Manta Ecuador

El informe de la Comisión de Asuntos Internacionales del Ecuador indica que la FOL ejecutó más de 7726 misiones desde 1999 hasta 2009, con un total de 1758 toneladas de droga aprehendida en toda la costa del Pacífico, la cual engloba a alrededor de 11 países. Sin embargo, las consecuencias de estos operativos van más allá de la droga incautada.

Erika Astudillo.-

Al llegar a Manta no se puede escapar del olor a aguas servidas. A 25 grados centígrados en la noche, llega también el aroma a pescado que recuerda que es uno de los puertos marítimos más importantes del Ecuador. Hasta el 2009, allí funcionó una base militar norteamericana. Sus huellas todavía pueden verse en la arquitectura y en la población: los cabarets vacíos, madres solteras con niños de ojos y cabello claros, comedores enormes pensados para atender a los marinos que venían a combatir el narcotráfico.
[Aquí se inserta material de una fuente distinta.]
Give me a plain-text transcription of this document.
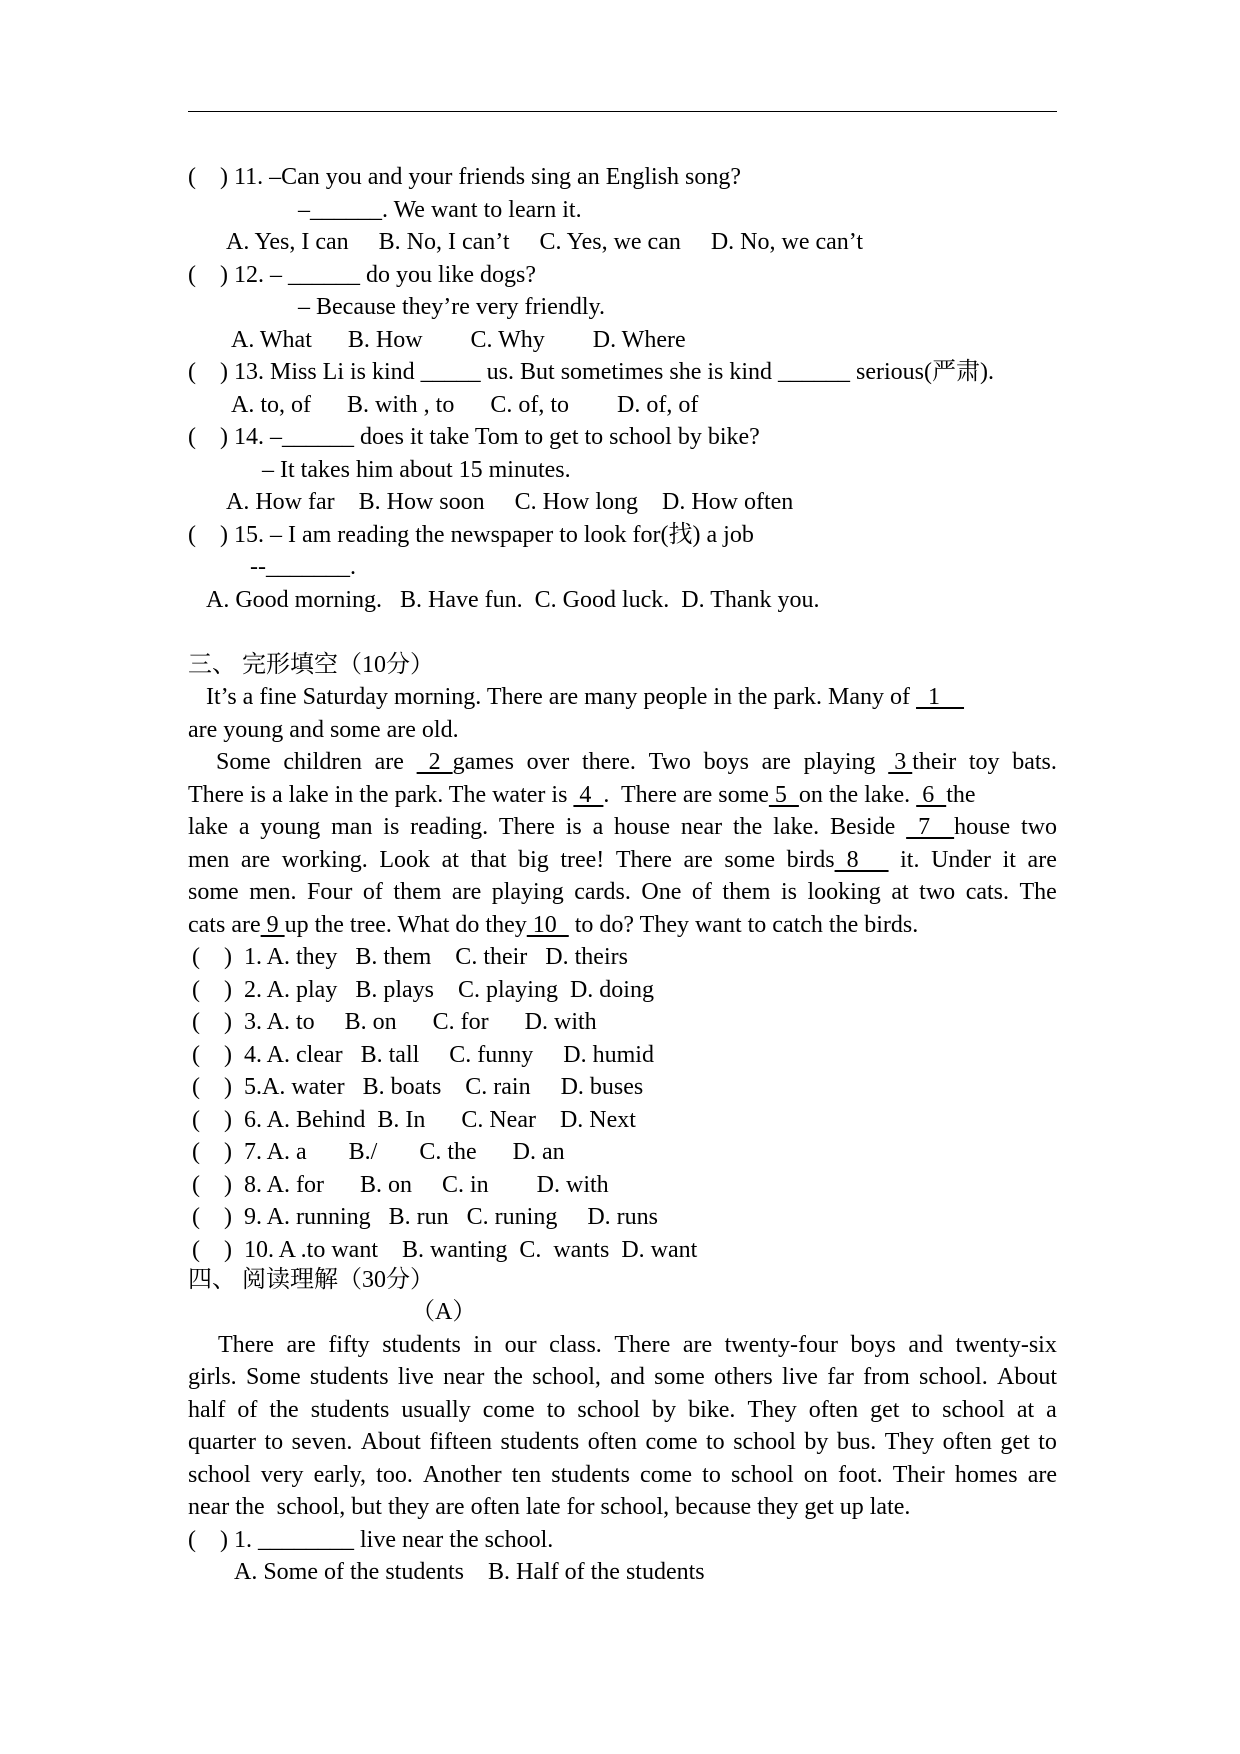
(    ) 11. –Can you and your friends sing an English song?
–______. We want to learn it.
A. Yes, I can     B. No, I can’t     C. Yes, we can     D. No, we can’t
(    ) 12. – ______ do you like dogs?
– Because they’re very friendly.
A. What      B. How        C. Why        D. Where
(    ) 13. Miss Li is kind _____ us. But sometimes she is kind ______ serious(严肃).
A. to, of      B. with , to      C. of, to        D. of, of
(    ) 14. –______ does it take Tom to get to school by bike?
– It takes him about 15 minutes.
A. How far    B. How soon     C. How long    D. How often
(    ) 15. – I am reading the newspaper to look for(找) a job
--_______.
A. Good morning.   B. Have fun.  C. Good luck.  D. Thank you.
三、 完形填空（10分）
It’s a fine Saturday morning. There are many people in the park. Many of   1
are young and some are old.
Some children are 2  games over there. Two boys are playing 3 their toy bats.
There is a lake in the park. The water is  4  .  There are some 5  on the lake.  6  the
lake a young man is reading. There is a house near the lake. Beside 7    house two
men are working. Look at that big tree! There are some birds  8 it. Under it are
some men. Four of them are playing cards. One of them is looking at two cats. The
cats are 9 up the tree. What do they 10   to do? They want to catch the birds.
(    )  1. A. they   B. them    C. their   D. theirs
(    )  2. A. play   B. plays    C. playing  D. doing
(    )  3. A. to     B. on      C. for      D. with
(    )  4. A. clear   B. tall     C. funny     D. humid
(    )  5.A. water   B. boats    C. rain     D. buses
(    )  6. A. Behind  B. In      C. Near    D. Next
(    )  7. A. a       B./       C. the      D. an
(    )  8. A. for      B. on     C. in        D. with
(    )  9. A. running   B. run   C. runing     D. runs
(    )  10. A .to want    B. wanting  C.  wants  D. want
四、 阅读理解（30分）
（A）
There are fifty students in our class. There are twenty-four boys and twenty-six
girls. Some students live near the school, and some others live far from school. About
half of the students usually come to school by bike. They often get to school at a
quarter to seven. About fifteen students often come to school by bus. They often get to
school very early, too. Another ten students come to school on foot. Their homes are
near the  school, but they are often late for school, because they get up late.
(    ) 1. ________ live near the school.
A. Some of the students    B. Half of the students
Hay otras cicatrices menos perceptibles. La Asociación Latinoamericana para los Derechos Humanos denunció que hasta el 2006 se habrían hundido cerca de 40 barcos comerciales, dentro de las 200 millas de mar ecuatoriano, bajo la sospecha de tener vínculos con el tráfico de drogas y personas.

La carretera le da un toque moderno a la ciudad. Los autos pasan a gran velocidad, sin perder de vista el mar. En el centro hay dos parques principales. Están limpios, llenos de flores y una iguana verde recibe a los visitantes. Los mantenses pasean, otros toman un refresco bajo la sombra de los árboles. Las ventas de agua de coco, helados de hielo, dulces típicos y hasta recargas de celular, marcan el ritmo.

El Terminal Terrestre de Manta no duerme. En medio de la entrada y salida de buses, y de la bulla de pasajeros que llegan y se van, María Urgiles permanece sentada en su puesto de venta de dulces típicos.

Viste un jean y una camiseta celeste. “Me puse zapatos deportivos porque hoy vamos a caminar”, dice con voz firme. El cabello recogido hace que su sonrisa resalte en su piel blanca.

“Yo no tengo miedo de hablar”, dice.  “Yo me enfrento a quién sea con tal de que se haga justicia. Yo solo quiero que mi hijo y yo tengamos un lugar a donde acudir para llorar a mi esposo muerto y que se reconozca el mal que nos hizo la base americana que permaneció aquí por nueve años”.

En el año 2000, un Puesto de Operaciones Avanzadas de Estados Unidos (FOL) se instaló en Manta. Ecuador firmó un contrato para que las fuerzas americanas utilicen las instalaciones de la Fuerza Aérea Ecuatoriana y monitoreen el tráfico de droga.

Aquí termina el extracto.